Disclaimer: I do not own, and will not ever own gundam seed.

Note: Feeling a bit...strange... this is what comes of it. Reviewers get cookies :D


In the heat of the moment, we can make mistakes. More often then it seems those mistakes end up being the ones that are the hardest to fix. Sometimes they can not, in fact, ever be fixed, for it is something that changes things beyond proportion. It probably would have been better if I had never been thrown into that particular situation in the first place, or never given the means to make such mistakes. However, the fact remains that I was in that situation, and I had the means. I made a mistake. I have made so many mistakes, so it really shouldn't have made that much of a difference. But, in this mistake, I killed a person who was precious to a friend; a friend who is precious to me.

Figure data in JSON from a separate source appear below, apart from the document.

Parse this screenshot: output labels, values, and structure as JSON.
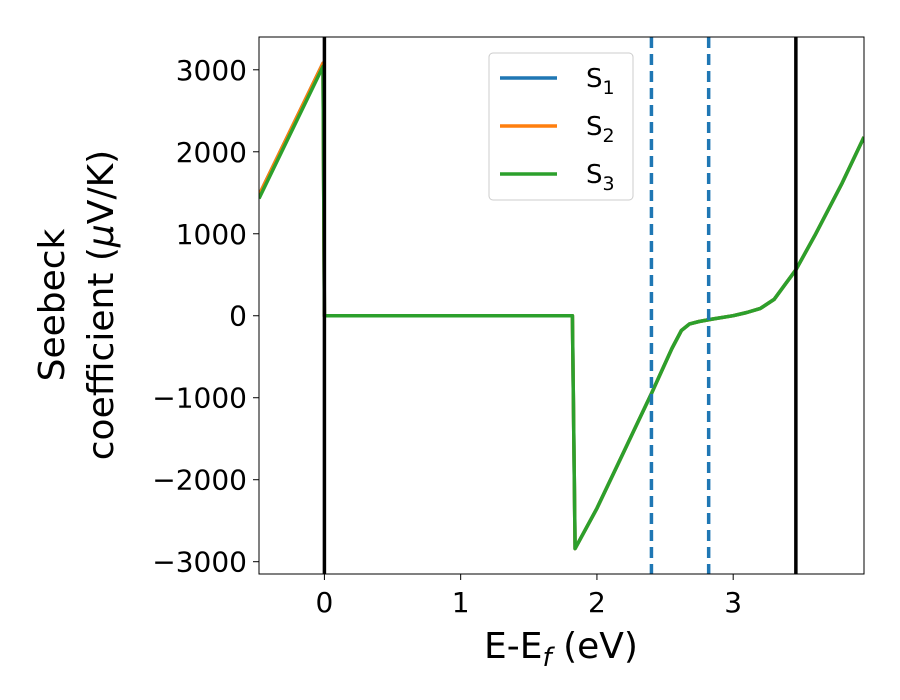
{
  "chart_data": {
    "type": "line",
    "xlabel": "E-E",
    "xlabel_sub": "f",
    "xlabel_unit": " (eV)",
    "ylabel_line1": "Seebeck",
    "ylabel_line2_prefix": "coefficient  (",
    "ylabel_mu": "μ",
    "ylabel_line2_suffix": "V/K)",
    "xlim": [
      -0.48,
      3.96
    ],
    "ylim": [
      -3150,
      3400
    ],
    "xticks": [
      0,
      1,
      2,
      3
    ],
    "xtick_labels": [
      "0",
      "1",
      "2",
      "3"
    ],
    "yticks": [
      3000,
      2000,
      1000,
      0,
      -1000,
      -2000,
      -3000
    ],
    "ytick_labels": [
      "3000",
      "2000",
      "1000",
      "0",
      "−1000",
      "−2000",
      "−3000"
    ],
    "legend_position": "upper-center",
    "vlines_solid": [
      0.0,
      3.46
    ],
    "vlines_dashed": [
      2.4,
      2.82
    ],
    "series": [
      {
        "name": "S",
        "sub": "1",
        "color": "#1f77b4",
        "points": [
          [
            -0.48,
            1470
          ],
          [
            -0.01,
            3080
          ],
          [
            0.0,
            0
          ],
          [
            1.82,
            0
          ],
          [
            1.84,
            -2840
          ],
          [
            2.0,
            -2350
          ],
          [
            2.2,
            -1650
          ],
          [
            2.4,
            -950
          ],
          [
            2.55,
            -400
          ],
          [
            2.62,
            -180
          ],
          [
            2.68,
            -100
          ],
          [
            2.75,
            -70
          ],
          [
            2.85,
            -40
          ],
          [
            3.0,
            0
          ],
          [
            3.1,
            40
          ],
          [
            3.2,
            90
          ],
          [
            3.3,
            200
          ],
          [
            3.38,
            380
          ],
          [
            3.46,
            560
          ],
          [
            3.6,
            980
          ],
          [
            3.8,
            1620
          ],
          [
            3.96,
            2180
          ]
        ]
      },
      {
        "name": "S",
        "sub": "2",
        "color": "#ff7f0e",
        "points": [
          [
            -0.48,
            1470
          ],
          [
            -0.01,
            3080
          ],
          [
            0.0,
            0
          ],
          [
            1.82,
            0
          ],
          [
            1.84,
            -2840
          ],
          [
            2.0,
            -2350
          ],
          [
            2.2,
            -1650
          ],
          [
            2.4,
            -950
          ],
          [
            2.55,
            -400
          ],
          [
            2.62,
            -180
          ],
          [
            2.68,
            -100
          ],
          [
            2.75,
            -70
          ],
          [
            2.85,
            -40
          ],
          [
            3.0,
            0
          ],
          [
            3.1,
            40
          ],
          [
            3.2,
            90
          ],
          [
            3.3,
            200
          ],
          [
            3.38,
            380
          ],
          [
            3.46,
            560
          ],
          [
            3.6,
            980
          ],
          [
            3.8,
            1620
          ],
          [
            3.96,
            2180
          ]
        ]
      },
      {
        "name": "S",
        "sub": "3",
        "color": "#2ca02c",
        "points": [
          [
            -0.48,
            1430
          ],
          [
            -0.01,
            3040
          ],
          [
            0.0,
            0
          ],
          [
            1.82,
            0
          ],
          [
            1.84,
            -2840
          ],
          [
            2.0,
            -2350
          ],
          [
            2.2,
            -1650
          ],
          [
            2.4,
            -950
          ],
          [
            2.55,
            -400
          ],
          [
            2.62,
            -180
          ],
          [
            2.68,
            -100
          ],
          [
            2.75,
            -70
          ],
          [
            2.85,
            -40
          ],
          [
            3.0,
            0
          ],
          [
            3.1,
            40
          ],
          [
            3.2,
            90
          ],
          [
            3.3,
            200
          ],
          [
            3.38,
            380
          ],
          [
            3.46,
            560
          ],
          [
            3.6,
            980
          ],
          [
            3.8,
            1620
          ],
          [
            3.96,
            2180
          ]
        ]
      }
    ],
    "dashed_color": "#1f77b4",
    "solid_vline_color": "#000000"
  }
}
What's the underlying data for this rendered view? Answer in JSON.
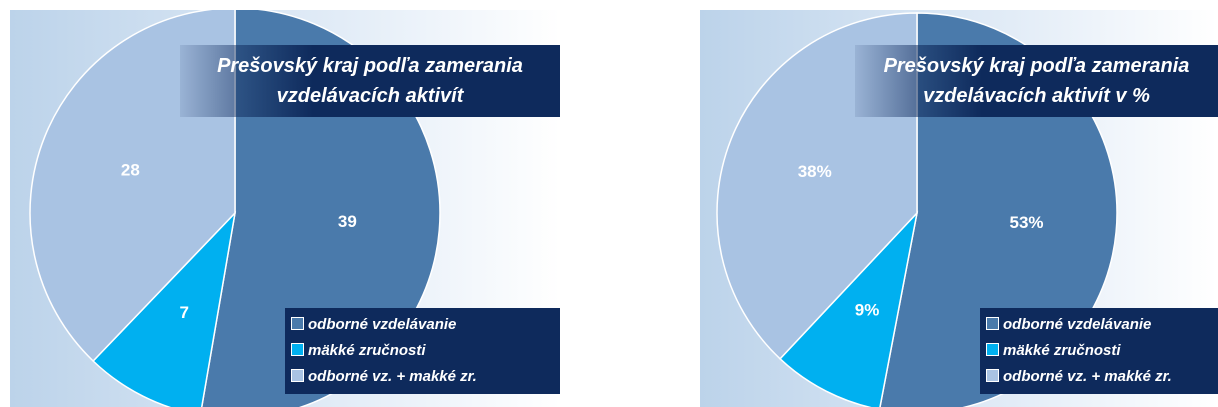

I killed him without a second thought of the real and actual consequences. He was simply in the way, and the cruel calculations of my mind determined that he had to be eliminated. I was angry, and frustrated, and in so much grief that I didn't even give him a chance. With a single swipe and a single thought, he was gone, all his thoughts and future stolen by me. I didn't stop to think that he was a friend of my friend, for at the time I didn't think of him as my friend at all. I didn't stop to think that he had a lover, who would be devastated by the loss. I didn't stop to think that he had a purpose in life, and was happy living it. I didn't think at all, I just destroyed.

Now that I have come to an understanding, and the uncontrollable rage has subsided, I feel nothing but guilt. I didn't even know him. I never gave him the chance to prove to me that he was a good person, I now just have to rely on the words of others. In my friend's eyes I can see the pain I have inflicted swirling around in a continuous circle, though I have long since been forgiven. I walk down the hallway and see the grief in the eyes of his teammates as they look at me, knowing that I was the one who took his life. And worst of all, I see his lover, her eyes blank with pure horror and withdrawal, and know that I am the one who caused her this pain.

In the heat of the moment, many impossible things can happen to you. Feelings can overcome you like never before, and you make choices based only on impulse. You never stop to think of cause and effect, action and consequence, or anything much at all. I learned, and paid for it, and still am paying for it, with grief, sorrow, and uncontrollable guilt.

Because in the heat of the moment, someone can die.